Kurul kararından önce literatürde mevcut olan ve Danıştay dairelerinin verdikleri kararlar arasında da ayrılığa neden olan tartışmanın Kurul kararından sonra da bitmediği, karara hak verenler kadar eleştirenlerin de olduğu görülmektedir. Öte yandan Kurul’un Danıştay’ın karar organlarından biri olduğu ve aldığı kararların Danıştay daire ve kurulları ile idari mahkemeler ve idare nezdinde bağlayıcı olduğu unutulmamalıdır[7].

Dipnotlar

[1] Danıştay İçtihadı Birleştirme Genel Kurulu 11.12.2018 tarihli kararı (E. 2013/1 K. 2018/1)

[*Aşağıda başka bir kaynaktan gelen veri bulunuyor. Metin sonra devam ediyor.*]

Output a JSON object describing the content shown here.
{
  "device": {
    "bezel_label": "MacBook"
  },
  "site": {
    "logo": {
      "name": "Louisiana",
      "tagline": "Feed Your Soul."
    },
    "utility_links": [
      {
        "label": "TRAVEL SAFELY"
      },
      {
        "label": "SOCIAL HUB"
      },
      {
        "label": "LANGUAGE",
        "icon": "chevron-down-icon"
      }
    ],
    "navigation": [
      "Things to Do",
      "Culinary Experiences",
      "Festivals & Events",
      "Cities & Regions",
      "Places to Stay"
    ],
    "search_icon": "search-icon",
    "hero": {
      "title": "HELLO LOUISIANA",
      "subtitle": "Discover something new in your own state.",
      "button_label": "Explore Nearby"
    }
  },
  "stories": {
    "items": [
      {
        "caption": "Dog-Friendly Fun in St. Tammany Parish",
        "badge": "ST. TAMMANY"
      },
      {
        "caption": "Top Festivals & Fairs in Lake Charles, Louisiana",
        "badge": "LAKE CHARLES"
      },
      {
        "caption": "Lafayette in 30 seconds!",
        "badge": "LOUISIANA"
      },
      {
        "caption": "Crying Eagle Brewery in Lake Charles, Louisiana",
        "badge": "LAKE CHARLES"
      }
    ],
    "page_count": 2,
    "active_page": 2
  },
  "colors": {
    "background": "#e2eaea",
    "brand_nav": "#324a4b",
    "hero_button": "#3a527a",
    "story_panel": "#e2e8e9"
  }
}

[2] Ayaz, Eslem. Limited Şirketlerde Kanuni Temsilci ve Ortakların Vergisel Sorumlulukları. Seçkin Yayıncılık, 1. Baskı, s. 61.

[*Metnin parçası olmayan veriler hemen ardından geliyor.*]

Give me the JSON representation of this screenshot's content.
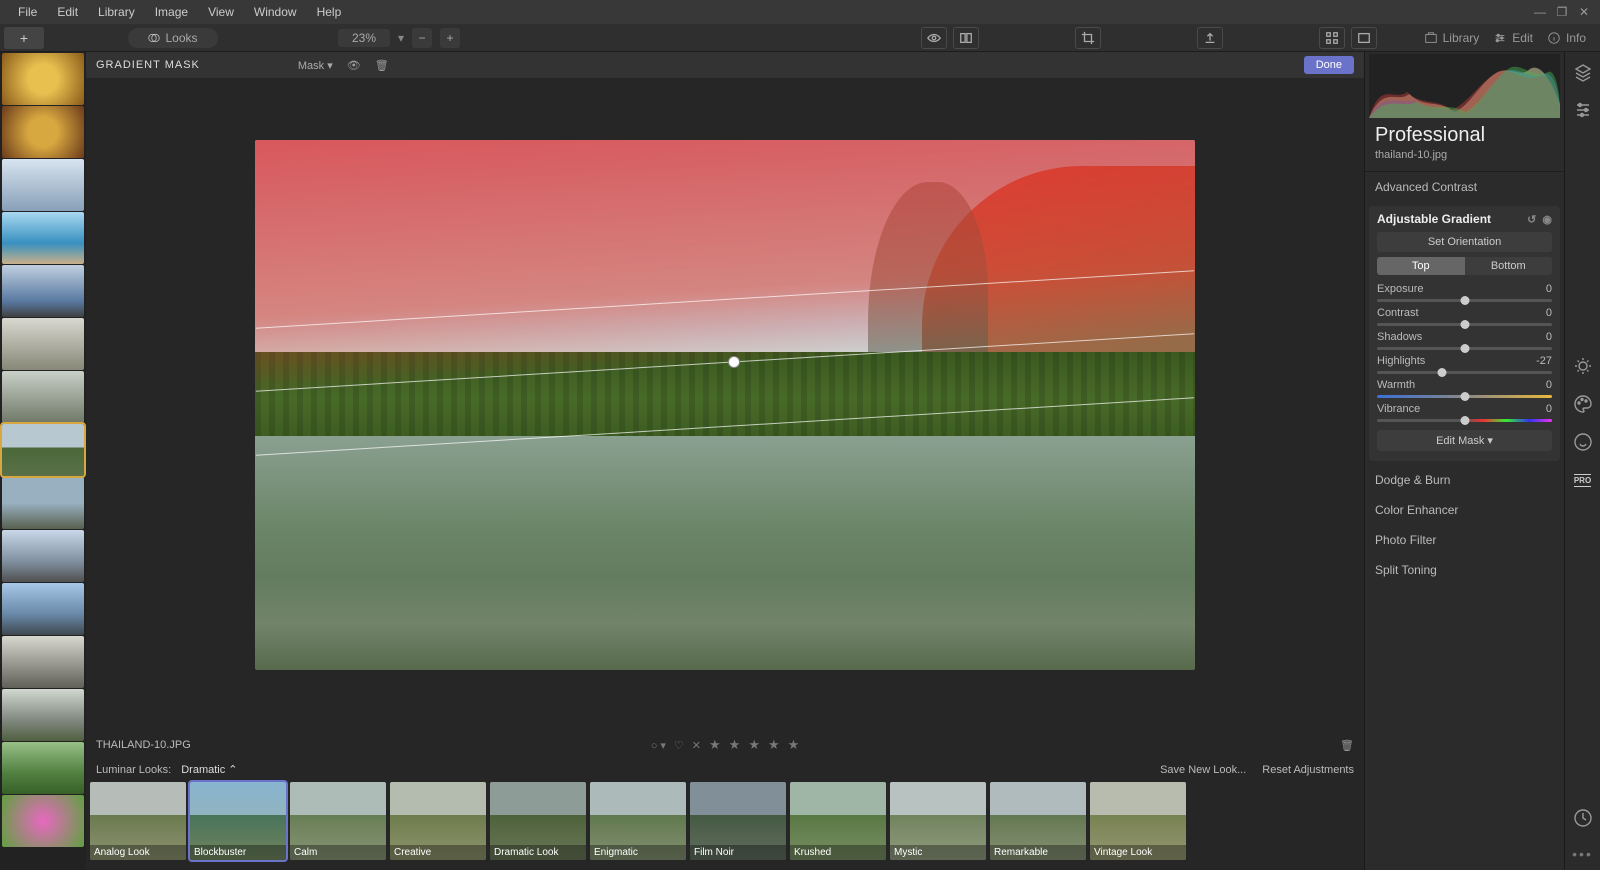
{
  "menu": {
    "items": [
      "File",
      "Edit",
      "Library",
      "Image",
      "View",
      "Window",
      "Help"
    ]
  },
  "toolbar": {
    "looks_label": "Looks",
    "zoom": "23%",
    "modes": {
      "library": "Library",
      "edit": "Edit",
      "info": "Info"
    }
  },
  "mask_bar": {
    "title": "GRADIENT MASK",
    "mask_dropdown": "Mask",
    "done": "Done"
  },
  "thumbnails": [
    {
      "cls": "tg1"
    },
    {
      "cls": "tg2"
    },
    {
      "cls": "tg3"
    },
    {
      "cls": "tg4"
    },
    {
      "cls": "tg5"
    },
    {
      "cls": "tg6"
    },
    {
      "cls": "tg7"
    },
    {
      "cls": "tg8",
      "selected": true
    },
    {
      "cls": "tg9"
    },
    {
      "cls": "tg10"
    },
    {
      "cls": "tg11"
    },
    {
      "cls": "tg12"
    },
    {
      "cls": "tg13"
    },
    {
      "cls": "tg14"
    },
    {
      "cls": "tg15"
    }
  ],
  "bottom": {
    "filename": "THAILAND-10.JPG",
    "looks_label": "Luminar Looks:",
    "looks_category": "Dramatic",
    "save_new": "Save New Look...",
    "reset": "Reset Adjustments"
  },
  "looks": [
    {
      "label": "Analog Look",
      "tint": "lt-analog"
    },
    {
      "label": "Blockbuster",
      "tint": "lt-block",
      "selected": true
    },
    {
      "label": "Calm",
      "tint": "lt-calm"
    },
    {
      "label": "Creative",
      "tint": "lt-creative"
    },
    {
      "label": "Dramatic Look",
      "tint": "lt-drama"
    },
    {
      "label": "Enigmatic",
      "tint": "lt-enig"
    },
    {
      "label": "Film Noir",
      "tint": "lt-noir"
    },
    {
      "label": "Krushed",
      "tint": "lt-krush"
    },
    {
      "label": "Mystic",
      "tint": "lt-mystic"
    },
    {
      "label": "Remarkable",
      "tint": "lt-remark"
    },
    {
      "label": "Vintage Look",
      "tint": "lt-vintage"
    }
  ],
  "panel": {
    "preset": "Professional",
    "filename": "thailand-10.jpg",
    "tools_above": [
      "Advanced Contrast"
    ],
    "active_tool": {
      "name": "Adjustable Gradient",
      "set_orientation": "Set Orientation",
      "tabs": {
        "top": "Top",
        "bottom": "Bottom",
        "active": "top"
      },
      "sliders": [
        {
          "label": "Exposure",
          "value": 0,
          "pos": 50,
          "track": ""
        },
        {
          "label": "Contrast",
          "value": 0,
          "pos": 50,
          "track": ""
        },
        {
          "label": "Shadows",
          "value": 0,
          "pos": 50,
          "track": ""
        },
        {
          "label": "Highlights",
          "value": -27,
          "pos": 37,
          "track": ""
        },
        {
          "label": "Warmth",
          "value": 0,
          "pos": 50,
          "track": "warmth"
        },
        {
          "label": "Vibrance",
          "value": 0,
          "pos": 50,
          "track": "vibrance"
        }
      ],
      "edit_mask": "Edit Mask"
    },
    "tools_below": [
      "Dodge & Burn",
      "Color Enhancer",
      "Photo Filter",
      "Split Toning"
    ]
  },
  "side_icons": [
    "layers",
    "sliders",
    "sun",
    "palette",
    "smile",
    "pro"
  ]
}
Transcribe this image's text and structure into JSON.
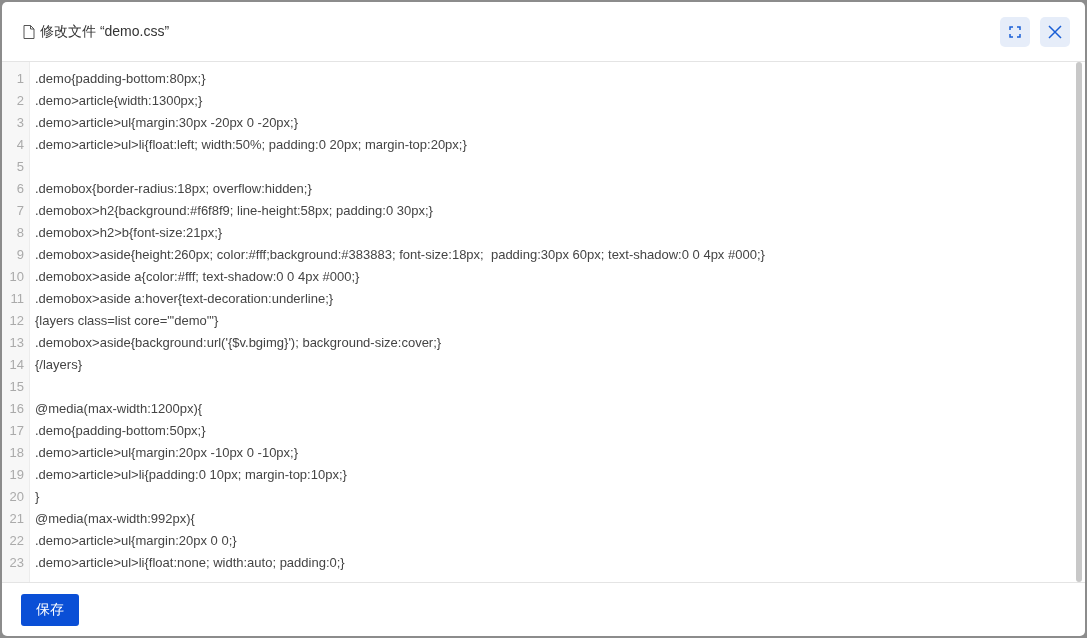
{
  "dialog": {
    "title": "修改文件 “demo.css”"
  },
  "editor": {
    "lines": [
      {
        "number": "1",
        "text": ".demo{padding-bottom:80px;}"
      },
      {
        "number": "2",
        "text": ".demo>article{width:1300px;}"
      },
      {
        "number": "3",
        "text": ".demo>article>ul{margin:30px -20px 0 -20px;}"
      },
      {
        "number": "4",
        "text": ".demo>article>ul>li{float:left; width:50%; padding:0 20px; margin-top:20px;}"
      },
      {
        "number": "5"
      },
      {
        "number": "6",
        "text": ".demobox{border-radius:18px; overflow:hidden;}"
      },
      {
        "number": "7",
        "text": ".demobox>h2{background:#f6f8f9; line-height:58px; padding:0 30px;}"
      },
      {
        "number": "8",
        "text": ".demobox>h2>b{font-size:21px;}"
      },
      {
        "number": "9",
        "text": ".demobox>aside{height:260px; color:#fff;background:#383883; font-size:18px;  padding:30px 60px; text-shadow:0 0 4px #000;}"
      },
      {
        "number": "10",
        "text": ".demobox>aside a{color:#fff; text-shadow:0 0 4px #000;}"
      },
      {
        "number": "11",
        "text": ".demobox>aside a:hover{text-decoration:underline;}"
      },
      {
        "number": "12",
        "text": "{layers class=list core=\"'demo'\"}"
      },
      {
        "number": "13",
        "text": ".demobox>aside{background:url('{$v.bgimg}'); background-size:cover;}"
      },
      {
        "number": "14",
        "text": "{/layers}"
      },
      {
        "number": "15"
      },
      {
        "number": "16",
        "text": "@media(max-width:1200px){"
      },
      {
        "number": "17",
        "text": ".demo{padding-bottom:50px;}"
      },
      {
        "number": "18",
        "text": ".demo>article>ul{margin:20px -10px 0 -10px;}"
      },
      {
        "number": "19",
        "text": ".demo>article>ul>li{padding:0 10px; margin-top:10px;}"
      },
      {
        "number": "20",
        "text": "}"
      },
      {
        "number": "21",
        "text": "@media(max-width:992px){"
      },
      {
        "number": "22",
        "text": ".demo>article>ul{margin:20px 0 0;}"
      },
      {
        "number": "23",
        "text": ".demo>article>ul>li{float:none; width:auto; padding:0;}"
      }
    ]
  },
  "footer": {
    "save_button": "保存"
  }
}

[3] Altaş, Soner. Kanuni Temsilciler ile Limited Şirket Ortaklarının Amme Alacaklarından Doğan Sorumluluklarına Anayasa Mahkemesi’nin Farklı Bakış Açısı. Vergi Sorunları Dergisi. Kasım 2019, 374, s. 118.
[4] Danıştay 9. Dairesi 23.05.2012 tarihli kararı (E. 2009/1023, K. 2012/2892)
[5] Danıştay Vergi Dava Daireleri Kurulu, Danıştay 3., 4. ve 7. daireleri bu düşüncedeydi.
[6] Arslan, Erdoğan. Limited Şirket Vergi Borçlarından Ortakların Ödeme Sorumluluğu. Vergi Dünyası 2019/1, s. 86.
[7] Bkz. 2575 s. Danıştay Kanunu madde 40/4.